The article then goes on to blame Rove and Co. for giving us President Obama.

But even all this somewhat misses the point. Who got the Republican Party into this mess in the first place? Would Barack Obama even be president without George W. Bush?

After all, the Rove Republicans’ claim to fame is getting Bush elected twice. (Albeit by losing the popular vote to Al Gore and getting just 51 percent against noted man of the people John Kerry.) For the GOP, however, these turned out to be costly victories.

How about the GOP understand that not all Republicans agree on everything? How about we find leaders that are for smaller government and then go after the Democrats and their hold on the message. In my opinion, the GOP has a very good chance of concentrating too much on Tea Party vs. Republican vs. Conservative vs. Libertarian, while losing in 2016.

3. School Finance (link)

Michael Quinn Sullivan wrote an excellent piece on yesterday's school finance ruling.

Predictably, the state’s school finance system was (again) ruled unconstitutional because taxpayers aren’t footing a big enough bill for the size of bureaucracy educrats want. Fortunately, the ruling by a liberal Democrat state district judge in Austin isn’t the last word.

District Judge John Dietz, a Travis County Democrat, has ruled on school finance before, always siding with the big-spenders who want more access to your wallet.

Today was no different.

The judge ruled that the state’s school finance system is “unconstitutional” because it is inadequate. In other words: spend more money, levy more taxes. He was not persuaded by evidence showing just how inefficient schools are at spending the money they already get.

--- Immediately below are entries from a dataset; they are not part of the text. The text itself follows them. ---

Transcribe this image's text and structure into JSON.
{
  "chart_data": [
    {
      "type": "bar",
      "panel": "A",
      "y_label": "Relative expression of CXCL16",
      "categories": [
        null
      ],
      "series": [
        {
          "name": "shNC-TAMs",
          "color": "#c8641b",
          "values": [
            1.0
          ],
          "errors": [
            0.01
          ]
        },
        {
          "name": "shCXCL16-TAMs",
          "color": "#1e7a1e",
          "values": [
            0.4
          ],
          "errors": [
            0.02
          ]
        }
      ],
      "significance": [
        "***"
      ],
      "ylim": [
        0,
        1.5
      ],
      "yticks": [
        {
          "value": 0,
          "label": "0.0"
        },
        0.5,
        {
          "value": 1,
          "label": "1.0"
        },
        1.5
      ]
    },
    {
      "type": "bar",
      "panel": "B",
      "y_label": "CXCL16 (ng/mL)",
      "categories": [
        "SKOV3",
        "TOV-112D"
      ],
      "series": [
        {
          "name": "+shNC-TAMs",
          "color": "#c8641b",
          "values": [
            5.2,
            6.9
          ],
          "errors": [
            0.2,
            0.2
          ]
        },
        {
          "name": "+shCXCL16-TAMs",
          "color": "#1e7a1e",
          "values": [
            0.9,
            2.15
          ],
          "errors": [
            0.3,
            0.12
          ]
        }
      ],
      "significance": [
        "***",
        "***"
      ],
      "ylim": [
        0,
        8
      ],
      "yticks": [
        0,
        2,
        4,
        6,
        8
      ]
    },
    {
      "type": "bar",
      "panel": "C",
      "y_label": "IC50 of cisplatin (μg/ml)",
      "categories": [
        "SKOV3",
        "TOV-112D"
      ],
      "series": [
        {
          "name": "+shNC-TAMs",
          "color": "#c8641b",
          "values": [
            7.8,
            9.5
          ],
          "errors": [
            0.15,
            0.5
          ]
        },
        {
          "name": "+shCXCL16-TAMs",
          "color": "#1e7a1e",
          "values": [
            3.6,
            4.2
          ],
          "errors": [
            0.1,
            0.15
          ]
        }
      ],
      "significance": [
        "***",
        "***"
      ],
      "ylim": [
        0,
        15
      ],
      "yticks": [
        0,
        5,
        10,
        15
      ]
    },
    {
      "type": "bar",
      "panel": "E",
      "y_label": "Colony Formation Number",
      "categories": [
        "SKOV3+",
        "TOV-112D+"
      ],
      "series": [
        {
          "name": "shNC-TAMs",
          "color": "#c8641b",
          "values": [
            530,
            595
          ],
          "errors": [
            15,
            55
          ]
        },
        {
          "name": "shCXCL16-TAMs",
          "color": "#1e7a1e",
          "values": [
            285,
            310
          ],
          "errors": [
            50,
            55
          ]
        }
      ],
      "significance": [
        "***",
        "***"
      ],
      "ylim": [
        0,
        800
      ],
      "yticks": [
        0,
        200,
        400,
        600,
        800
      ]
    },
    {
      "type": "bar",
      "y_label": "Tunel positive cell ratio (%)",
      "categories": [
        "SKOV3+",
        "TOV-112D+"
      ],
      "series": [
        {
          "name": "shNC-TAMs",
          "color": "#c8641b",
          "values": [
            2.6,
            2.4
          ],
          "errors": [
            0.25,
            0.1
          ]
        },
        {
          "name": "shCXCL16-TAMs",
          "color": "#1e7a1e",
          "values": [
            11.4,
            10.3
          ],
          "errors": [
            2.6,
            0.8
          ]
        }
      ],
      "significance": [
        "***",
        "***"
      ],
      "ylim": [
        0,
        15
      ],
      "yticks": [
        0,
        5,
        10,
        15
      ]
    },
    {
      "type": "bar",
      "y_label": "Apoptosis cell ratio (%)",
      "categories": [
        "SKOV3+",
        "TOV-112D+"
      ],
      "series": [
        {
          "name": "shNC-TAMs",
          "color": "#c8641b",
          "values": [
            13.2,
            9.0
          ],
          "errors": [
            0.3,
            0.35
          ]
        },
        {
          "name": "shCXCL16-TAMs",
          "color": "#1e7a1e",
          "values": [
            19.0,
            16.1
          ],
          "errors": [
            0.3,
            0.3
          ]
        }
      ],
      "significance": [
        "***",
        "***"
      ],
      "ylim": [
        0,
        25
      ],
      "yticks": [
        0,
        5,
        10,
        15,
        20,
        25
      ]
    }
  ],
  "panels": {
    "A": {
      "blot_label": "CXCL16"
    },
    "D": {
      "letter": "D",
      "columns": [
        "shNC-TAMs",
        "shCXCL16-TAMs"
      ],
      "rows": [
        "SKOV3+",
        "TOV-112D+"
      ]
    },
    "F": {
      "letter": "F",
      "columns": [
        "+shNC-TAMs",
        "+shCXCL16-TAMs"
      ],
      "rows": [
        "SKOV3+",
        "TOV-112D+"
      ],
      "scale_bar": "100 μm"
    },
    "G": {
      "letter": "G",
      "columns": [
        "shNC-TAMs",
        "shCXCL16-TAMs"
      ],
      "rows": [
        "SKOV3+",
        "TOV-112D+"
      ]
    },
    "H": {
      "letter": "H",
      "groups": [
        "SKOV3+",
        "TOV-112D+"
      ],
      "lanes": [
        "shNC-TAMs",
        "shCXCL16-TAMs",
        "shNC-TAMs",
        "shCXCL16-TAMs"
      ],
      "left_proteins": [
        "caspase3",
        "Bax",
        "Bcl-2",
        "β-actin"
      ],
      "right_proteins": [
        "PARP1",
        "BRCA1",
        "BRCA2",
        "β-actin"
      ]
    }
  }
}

The case is going now to the state Supreme Court, where — hopefully — clearer-thinking minds reside.

Texas’ constitution requires that “it shall be the duty of the Legislature of the State to establish and make suitable provision for the support and maintenance of an efficient system of public free schools.”

Efficient system? Anyone willing to make the argument that it is “efficient” to build jumbotron scoreboards while threatening teachers’ jobs — as districts engaged in this lawsuit have done? We’ve doubled per-pupil spending over the last decade, but average test scores have remained flat. The system is anything but efficient.

The article continues and you can read it by clicking on the link above. This won't be settled until it gets to the Texas Supreme Court. Yesterday's ruling wasn't shocking to anyone really. The problem with our schools isn't money. The problem goes much deeper than that. Throwing money at a problem doesn't fix it. Sure, it may help for a moment, though we haven't seen that in Texas, but it doesn't fix the root of the problems.